Comentário do Jornal da Manhã de hoje, sobre decisão do Fed de subir juros:
Desde a crise de 2008 que o Fed, o BC americano, vem com uma política monetária extremamente frouxa, não só pela reduzida taxa de juros – nula, na verdade, por longo período – como pela expansão do seu balanço, o tal “quantitative easing”. Tudo isso visava a animar os mercados e impedir uma recessão mais severa, quiçá uma depressão.
O problema é que o mercado se torna dependente dos estímulos, algo como um viciado que precisa de doses cada vez mais fortes só para manter a sensação artificial de euforia. E basta citar que, com a decisão do Fed e um discurso mais duro do seu presidente, contrariando o desejo do presidente Trump e mostrando independência, as bolsas, que estavam em alta, fecharam aquele dia no vermelho.
A economia real americana vai bem, com taxa de desemprego abaixo de 4%, a menor em décadas, e criação positiva de postos de trabalho todo mês há anos.
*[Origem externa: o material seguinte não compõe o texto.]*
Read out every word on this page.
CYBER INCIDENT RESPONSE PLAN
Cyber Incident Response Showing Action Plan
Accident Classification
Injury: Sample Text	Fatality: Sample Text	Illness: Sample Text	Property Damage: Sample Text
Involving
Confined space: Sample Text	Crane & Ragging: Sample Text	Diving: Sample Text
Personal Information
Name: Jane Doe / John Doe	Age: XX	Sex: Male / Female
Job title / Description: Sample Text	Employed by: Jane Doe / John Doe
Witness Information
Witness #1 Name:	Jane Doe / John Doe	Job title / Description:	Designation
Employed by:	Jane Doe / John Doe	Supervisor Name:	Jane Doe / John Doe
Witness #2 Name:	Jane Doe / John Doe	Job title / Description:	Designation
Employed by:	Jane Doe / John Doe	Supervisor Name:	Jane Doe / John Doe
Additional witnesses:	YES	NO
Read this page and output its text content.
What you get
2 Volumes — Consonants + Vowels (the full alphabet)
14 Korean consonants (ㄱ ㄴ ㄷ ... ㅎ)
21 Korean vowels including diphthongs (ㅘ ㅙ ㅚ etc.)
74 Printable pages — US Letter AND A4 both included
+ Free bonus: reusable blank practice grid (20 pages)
Mas os investidores preferem a manutenção de uma política monetária expansionista, demonstrando o efeito dominante dos estímulos artificiais em relação ao efetivo resultado do PIB. Eles sabem que se a economia seguir forte, o Fed terá de agir com mais vigor para impedir a volta da inflação, e eis o problema: são dependentes demais das doses oferecidas pelo banco central americano.
A grande dúvida que fica no ar é se a economia real é capaz de andar com as próprias pernas de forma sustentável quando os estímulos terminarem para valer, quando o soro da UTI for cortado. Pela reação dos investidores, há muito ceticismo. Especuladores e investidores preferem novas rodadas de liquidez, pois temem os efeitos negativos do fim da bonança artificial. O valor dos ativos se tornou mais dependente do Fed do que qualquer outra coisa, e isso é uma deturpação perigosa dos mercados. Por isso vejo com bons olhos a ação do Fed. Como um corte no vício, pode incomodar no curto prazo, mas é positivo para o organismo no longo prazo. A alternativa é o viciado continuar bebendo mais e mais para fugir da ressaca e terminar com uma cirrose hepática fatal.